While the industry standard is for racetracks to close their stable areas at the conclusion of their race meets, Calder realizes that it is beneficial to South Florida racing to remain open for stabling and training during the months when there is no live racing.
Response from Florida Horsemen's Benevolent and Protective Association (“FHBPA”) Executive Director Kent Stirling to Calder Casino and Race Course's announcement today (September 28, 2012) that it would charge a stabling fee of $10 per stall, per day, beginning December 1, 2012 and continuing through April 5, 2013:
“With no prior discussion or warning, Calder officials made their announcement today during a weekly status meeting with FHBPA representatives.
“Contrary to the terms of its current contract with the FHBPA, Calder has unilaterally chosen to levy this unheard-of fee, which we believe is designed to pave the way toward eliminating live racing altogether.
Said FHBPA President Phil Combest: ‘Conveniently, this out-of-blue announcement came a week after the deadline for submission of stall applications to Gulfstream Park and Palm Meadows.

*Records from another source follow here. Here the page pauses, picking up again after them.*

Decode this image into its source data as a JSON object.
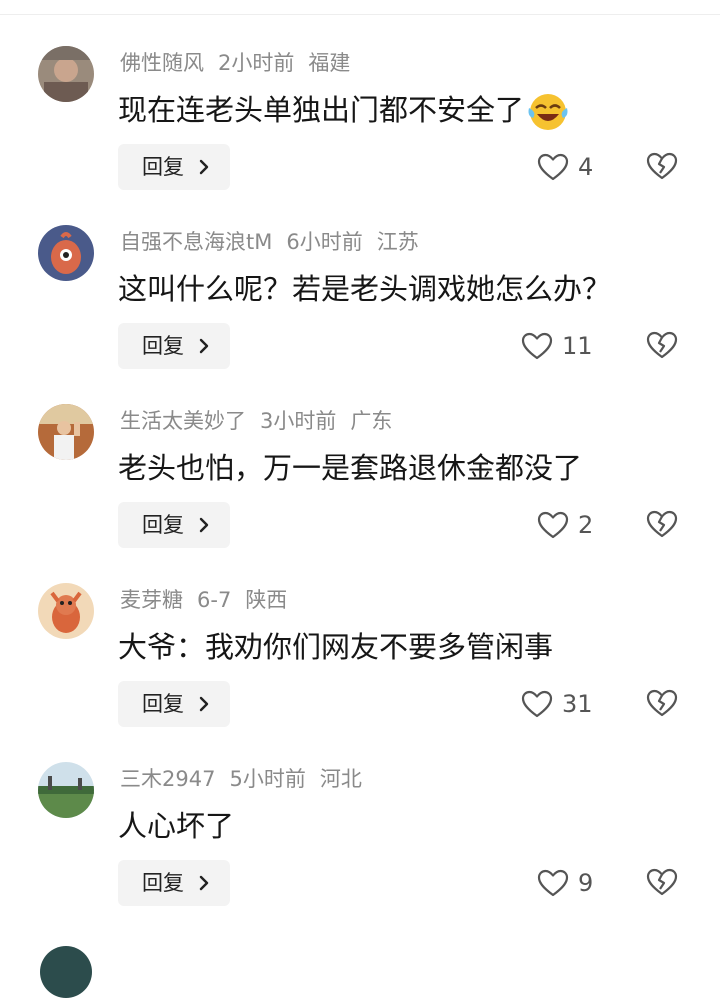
{
  "reply_label": "回复",
  "comments": [
    {
      "username": "佛性随风",
      "time": "2小时前",
      "location": "福建",
      "text": "现在连老头单独出门都不安全了",
      "emoji": "laughing-crying-emoji",
      "likes": "4"
    },
    {
      "username": "自强不息海浪tM",
      "time": "6小时前",
      "location": "江苏",
      "text": "这叫什么呢？若是老头调戏她怎么办？",
      "likes": "11"
    },
    {
      "username": "生活太美妙了",
      "time": "3小时前",
      "location": "广东",
      "text": "老头也怕，万一是套路退休金都没了",
      "likes": "2"
    },
    {
      "username": "麦芽糖",
      "time": "6-7",
      "location": "陕西",
      "text": "大爷：我劝你们网友不要多管闲事",
      "likes": "31"
    },
    {
      "username": "三木2947",
      "time": "5小时前",
      "location": "河北",
      "text": "人心坏了",
      "likes": "9"
    }
  ],
  "icons": {
    "like": "heart-outline-icon",
    "dislike": "broken-heart-icon",
    "reply_arrow": "chevron-right-icon"
  },
  "colors": {
    "meta_text": "#8a8a8a",
    "comment_text": "#161616",
    "reply_bg": "#f3f3f3",
    "icon_stroke": "#555555"
  }
}
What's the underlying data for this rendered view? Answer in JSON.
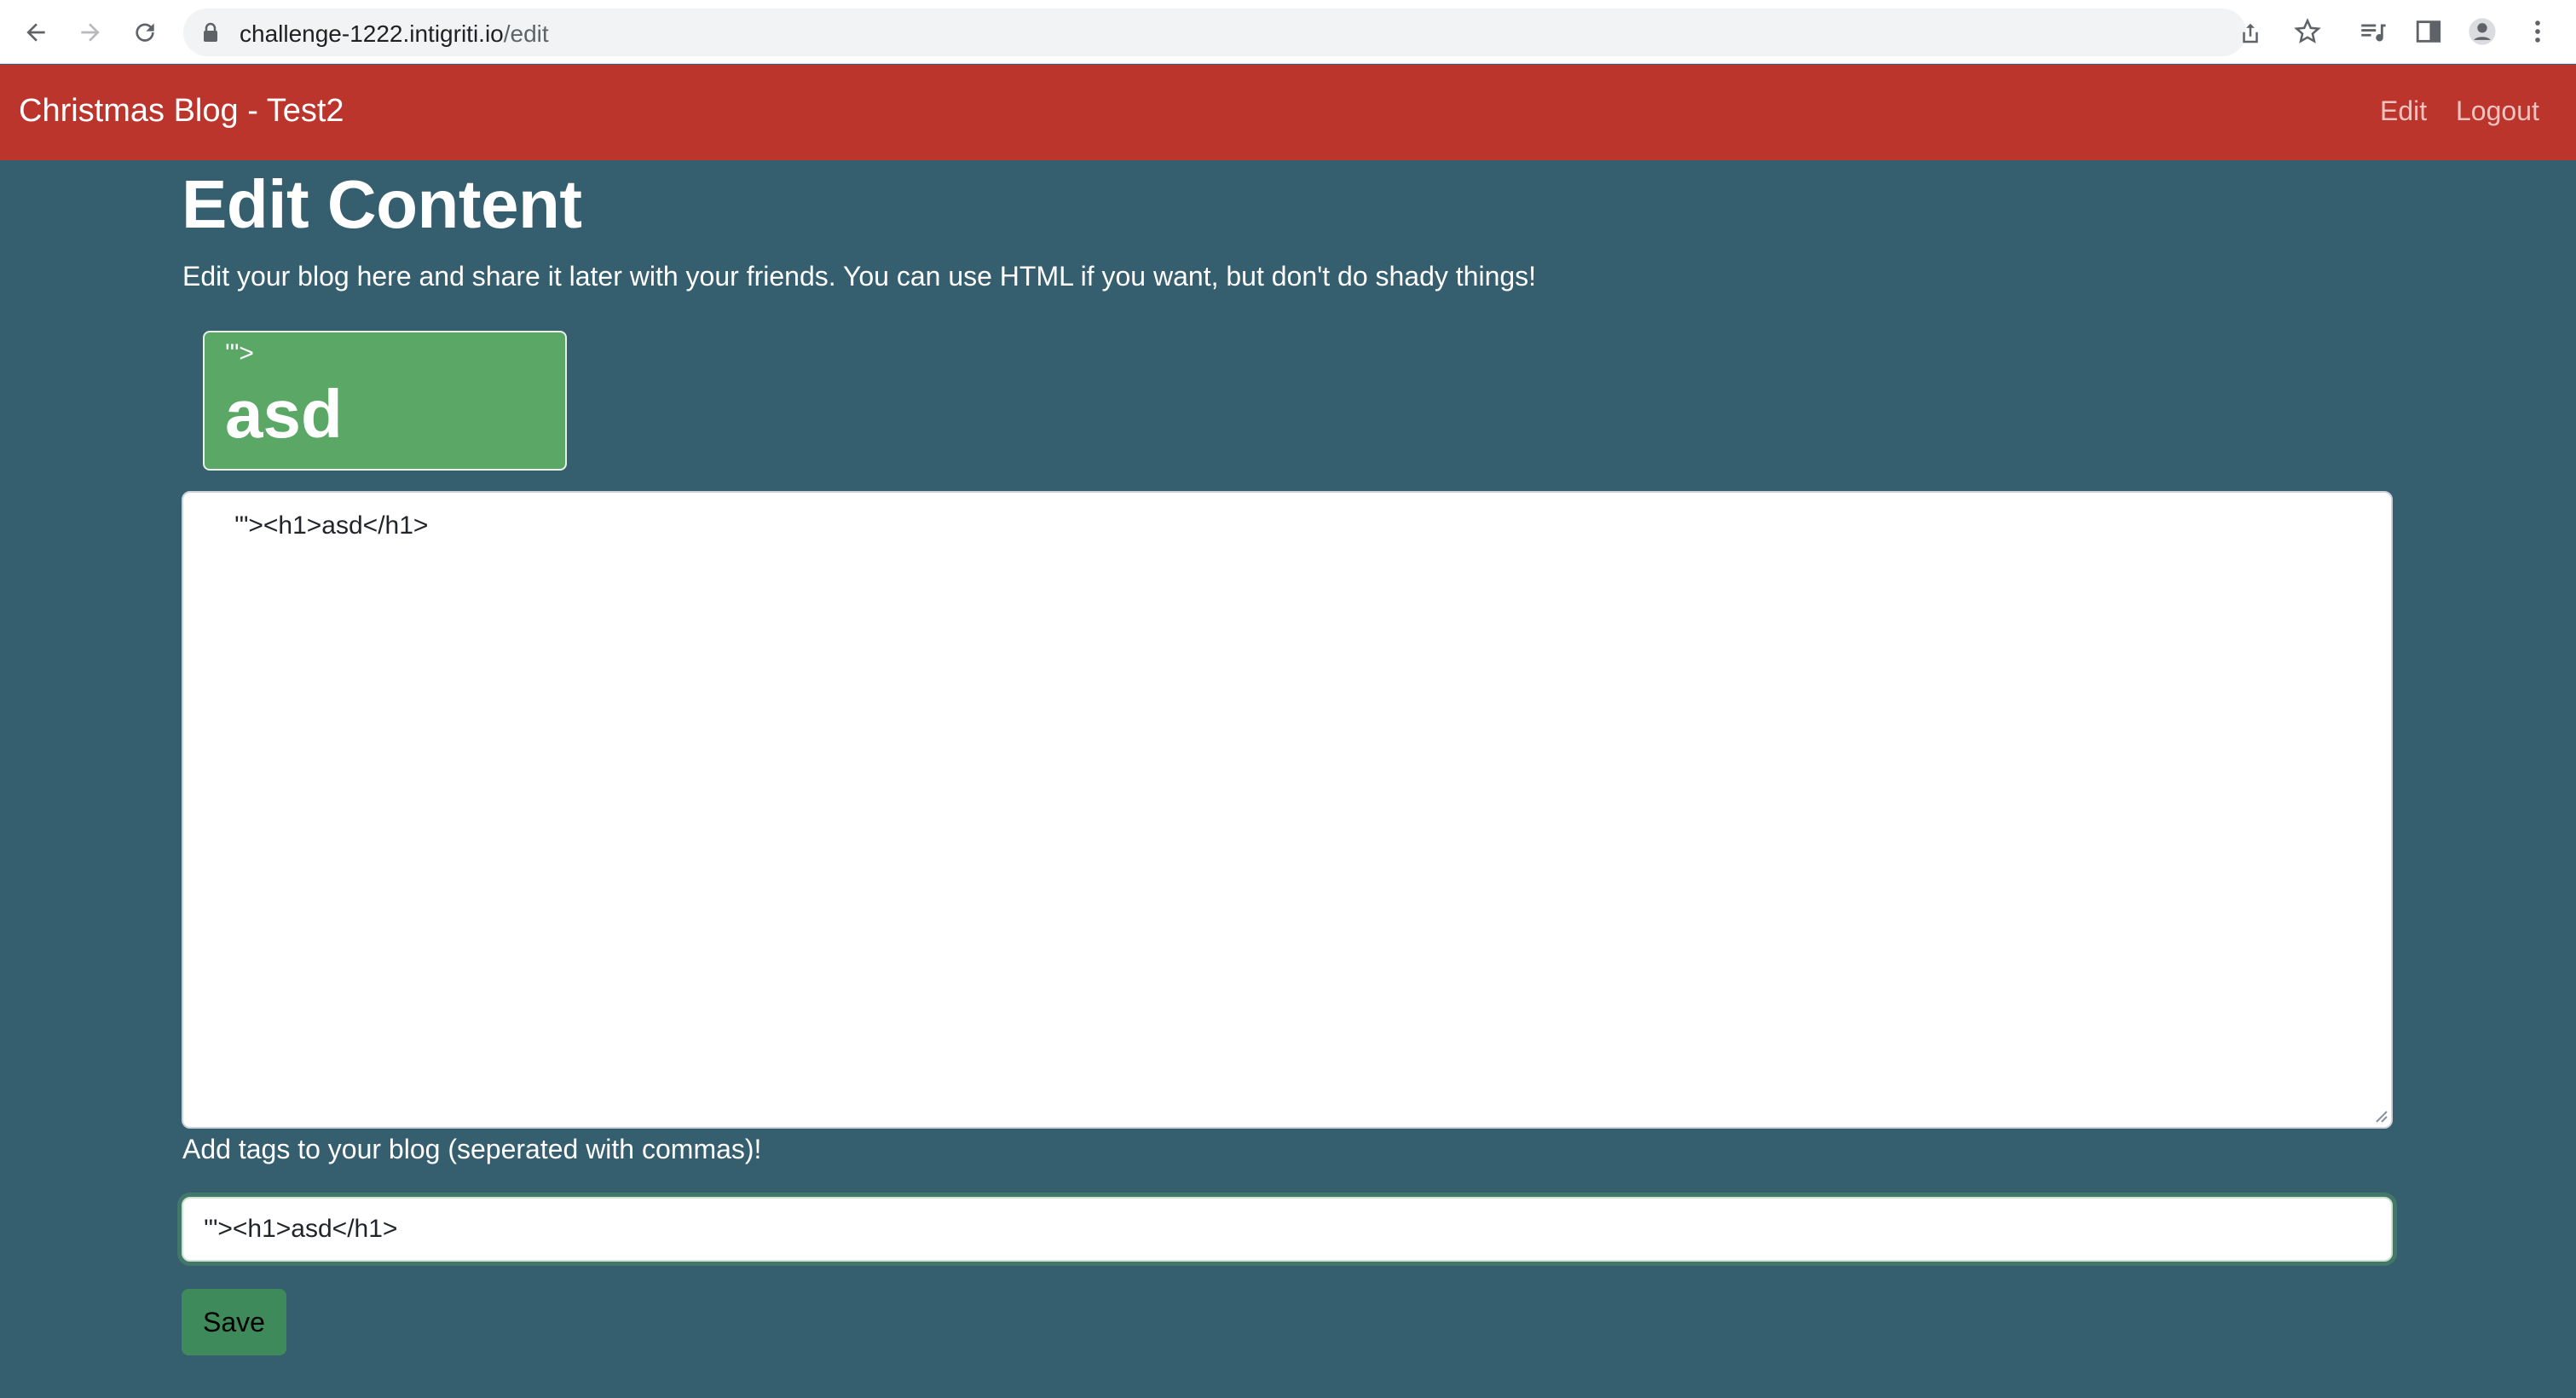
{
  "browser": {
    "url_host": "challenge-1222.intigriti.io",
    "url_path": "/edit"
  },
  "navbar": {
    "brand": "Christmas Blog - Test2",
    "links": [
      {
        "label": "Edit"
      },
      {
        "label": "Logout"
      }
    ]
  },
  "page": {
    "title": "Edit Content",
    "description": "Edit your blog here and share it later with your friends. You can use HTML if you want, but don't do shady things!"
  },
  "preview": {
    "prefix_text": "'\">",
    "heading_text": "asd"
  },
  "editor": {
    "content_value": "'\"><h1>asd</h1>"
  },
  "tags": {
    "label": "Add tags to your blog (seperated with commas)!",
    "value": "'\"><h1>asd</h1>"
  },
  "actions": {
    "save_label": "Save"
  },
  "colors": {
    "navbar": "#bb352c",
    "background": "#355e6e",
    "preview_card": "#5ba765",
    "save_button": "#3f8a5a"
  }
}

And, of course, stabling at private facilities such as Payson Park has been reserved for the winter by northern horsemen. Basically, Calder horsemen have nowhere to go.'
“Florida horse racing, which has a $2.2 billion economic impact on the statewide economy, is responsible for creating over 50,000 jobs a year, thousands of which are generated by live racing operations at Calder. The irony is that Calder, which netted just over $13 million in 2012 slot machine revenue, is acting to sabotage the very economy that supports its slots revenue.
Should Calder ultimately effect this charge, it will force thousands of jobs and small business job creators out of business, and out of Florida altogether.
“With the advent of ‘pari-mutuel barrel racing' and ‘flag drop racing' last year, pari-mutuel permitholders and racinos have clearly been given free rein to disregard the economic driver of Florida's live horse racing requirements, and still retain their right to have slot machines and cardrooms. The people of Florida voted to allow slot machines at sanctioned pari-mutuel facilities simply because of racing's positive economic impact that offsets the predatory nature of slots. By forcing small racing employers out, we believe Calder could be trying to avail itself of Florida's current scofflaw regulatory climate in order to appease its casino-driven corporate ownership.”
The fact is, Florida has year-round live racing only because of horsemen's ability to stable at Calder Race Course. With horsemen gone as a result of Calder adding this substantial financial burden, we can only wonder where Gulfstream Park will secure horses to fill its highly successful race meet, which has historically derived 45 percent of its starters from Calder. So great is Gulfstream's need for Calder horses, that it pays the full cost of shipping between facilities.
Further, comparing on-track stabling with training center fees is absurd and misguided. Horsemen stable on-track simply for the convenience of the racetrack, thus obviating shipping expenses typically borne by tracks to create full fields more conducive to wagering. By suggesting that horsemen now should underwrite the very product they supply to keep tracks in business is simply a gross distortion of reality.